5) John Stones (Everton to Manchester City, August 2016, £47.5m)
A fee that, at the time, made him the most expensive English defender in history and whose departure caused ructions from Everton fans enraged at the sheer modern football disgrace of a player moving to a bigger and better club because money had changed hands, unlike their own acquisition of Stones from Barnsley three years earlier which was quite different actually because reasons. Initially struggled to adapt to life at City and admitted to disappointment after his first season at the Etihad, both with his own performances and City’s lack of silverware. Both of those issues have been addressed in subsequent years, most notably during a title-winning run of genuinely great form alongside Ruben Dias in 2020/21.
4) Riyad Mahrez (Leicester to Manchester City, July 2018, £60m)
Still get the impression that Mahrez is a slightly under-rated, unheralded member of City’s absurdly gifted attack and yet he really is as good and important as any of them. Assured of his place in Premier League folklore for his vital goalscoring and creating role in The Leicester Fairytale, but while nothing he could ever do with City or anyone else can match the sheer thrilling nonsense of that season, he has been first rate at City.
3) Kyle Walker (Tottenham to Manchester City, July 2017, £50m)
Hard to quite fathom now, but Pep Guardiola’s first Manchester City team ended up below Tottenham in the 2016/17 league table. One reason why that happened then and hasn’t really looked like doing so since was Kyle Walker, whose £50m move to City that summer looked at the time like paying over the odds for a right-back, albeit a really good one. Fair enough, because City needed a right-back and could afford to do it; it felt like a transfer deal that suited all parties. Still does looking back with five years’ hindsight, really, but just without the £50m looking in any way like an over-the-top sum for a crucial figure in four Premier League title-winning campaigns.
2) Raheem Sterling (Liverpool to Manchester City, July 2015, £44m)

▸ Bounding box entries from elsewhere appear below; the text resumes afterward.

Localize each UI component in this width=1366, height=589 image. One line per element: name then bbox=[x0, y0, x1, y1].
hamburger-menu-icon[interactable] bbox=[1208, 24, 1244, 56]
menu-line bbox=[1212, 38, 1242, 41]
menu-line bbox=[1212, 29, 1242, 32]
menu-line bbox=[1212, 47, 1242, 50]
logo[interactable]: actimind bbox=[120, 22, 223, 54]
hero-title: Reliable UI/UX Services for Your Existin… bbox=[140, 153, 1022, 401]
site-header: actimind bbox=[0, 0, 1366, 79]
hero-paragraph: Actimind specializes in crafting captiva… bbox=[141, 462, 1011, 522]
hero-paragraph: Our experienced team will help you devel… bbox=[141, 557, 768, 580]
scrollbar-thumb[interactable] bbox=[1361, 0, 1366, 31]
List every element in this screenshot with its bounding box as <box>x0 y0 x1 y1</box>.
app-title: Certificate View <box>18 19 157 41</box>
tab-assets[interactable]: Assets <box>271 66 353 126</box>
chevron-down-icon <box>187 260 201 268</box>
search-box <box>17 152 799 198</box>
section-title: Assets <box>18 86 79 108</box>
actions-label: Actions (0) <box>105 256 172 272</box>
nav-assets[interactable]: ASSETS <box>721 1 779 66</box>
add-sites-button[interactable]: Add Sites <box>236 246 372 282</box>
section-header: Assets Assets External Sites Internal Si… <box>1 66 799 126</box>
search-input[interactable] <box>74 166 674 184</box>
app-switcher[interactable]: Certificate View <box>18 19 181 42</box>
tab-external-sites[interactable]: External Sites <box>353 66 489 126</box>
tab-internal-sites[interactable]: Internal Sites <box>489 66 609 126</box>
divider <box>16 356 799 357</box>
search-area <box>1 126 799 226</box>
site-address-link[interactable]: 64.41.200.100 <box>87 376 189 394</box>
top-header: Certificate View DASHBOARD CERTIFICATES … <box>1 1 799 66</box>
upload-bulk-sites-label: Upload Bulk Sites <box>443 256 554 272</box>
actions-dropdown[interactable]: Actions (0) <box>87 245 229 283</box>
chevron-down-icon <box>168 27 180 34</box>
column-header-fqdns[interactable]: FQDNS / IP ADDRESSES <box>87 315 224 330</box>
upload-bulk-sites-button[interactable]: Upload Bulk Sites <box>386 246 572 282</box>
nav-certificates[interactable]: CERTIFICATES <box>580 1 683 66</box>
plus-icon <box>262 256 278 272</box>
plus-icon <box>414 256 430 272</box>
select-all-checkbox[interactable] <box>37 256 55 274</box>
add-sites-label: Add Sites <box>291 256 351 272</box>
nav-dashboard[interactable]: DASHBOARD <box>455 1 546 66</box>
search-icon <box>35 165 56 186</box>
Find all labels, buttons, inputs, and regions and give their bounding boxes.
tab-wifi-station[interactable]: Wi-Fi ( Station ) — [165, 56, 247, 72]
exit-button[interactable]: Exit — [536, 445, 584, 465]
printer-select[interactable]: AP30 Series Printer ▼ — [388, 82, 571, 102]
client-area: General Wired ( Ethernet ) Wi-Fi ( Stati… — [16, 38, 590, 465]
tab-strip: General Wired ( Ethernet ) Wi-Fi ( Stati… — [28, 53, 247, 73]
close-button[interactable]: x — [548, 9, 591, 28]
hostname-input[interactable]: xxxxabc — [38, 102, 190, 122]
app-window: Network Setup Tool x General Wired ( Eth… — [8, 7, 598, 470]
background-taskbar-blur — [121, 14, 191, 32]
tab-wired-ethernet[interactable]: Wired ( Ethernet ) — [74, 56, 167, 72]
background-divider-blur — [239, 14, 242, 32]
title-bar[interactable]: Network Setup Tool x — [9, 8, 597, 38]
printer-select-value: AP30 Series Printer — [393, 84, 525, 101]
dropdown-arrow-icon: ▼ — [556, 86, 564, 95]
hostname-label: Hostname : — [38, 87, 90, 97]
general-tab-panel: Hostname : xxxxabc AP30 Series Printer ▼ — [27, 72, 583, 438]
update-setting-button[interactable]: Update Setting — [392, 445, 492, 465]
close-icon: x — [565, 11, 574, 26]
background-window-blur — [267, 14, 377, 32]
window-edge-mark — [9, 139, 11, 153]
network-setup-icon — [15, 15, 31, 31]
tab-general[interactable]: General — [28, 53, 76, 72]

Easy to forget now they are the one team able to mount any kind of consistent challenge to City’s dominance of the Premier League, but you don’t have to go that far back to find a time when Liverpool were still locked in their banter era. But they were still Liverpool and there was still widespread shock and horror among the Liverpool-adjacent punditocracy when Sterling refused to sign a new contract in order to help push through a big-money move to the ghastly nouveau riche Manchester City. The acrimony around it all probably played a larger part than most care to acknowledge in some of the frankly disgusting media coverage to which Sterling has often been so pointedly subjected. Even with all Liverpool’s subsequent improvement, it’s still hard to argue that Sterling made the wrong decision even if he might have second thoughts about the precise way he went about achieving it. His City career now appears to be over with a second entry on this list a distinct possibility if and when he completes a move to Chelsea, but it’s been a great one, especially in that three-year period from 2017 to 2020 when everything clicked and the goals really flowed.
1) Virgil van Dijk (Southampton to Liverpool, January 2018, £75m)
City may dominate the upper reaches of this list but they have to concede top spot to Liverpool on this occasion thanks to their expensive but transformative acquisition of Virgil van Dijk four years ago. His impact was instant. Back in the first half of the 2017/18 season, Liverpool were an excellent and entertaining side but they were defensively vulnerable. Seemingly overnight, that problem was solved by Van Dijk who has gone on to prove himself the league’s pre-eminent defender. It may be overly simplistic and a touch reductive, but there are few starker statistics in the Premier League era than Liverpool’s final points totals during VVD’s four full seasons at the club: 97, 99, 69, 92. It isn’t hard to spot the season Van Dijk missed almost the entirety of through injury.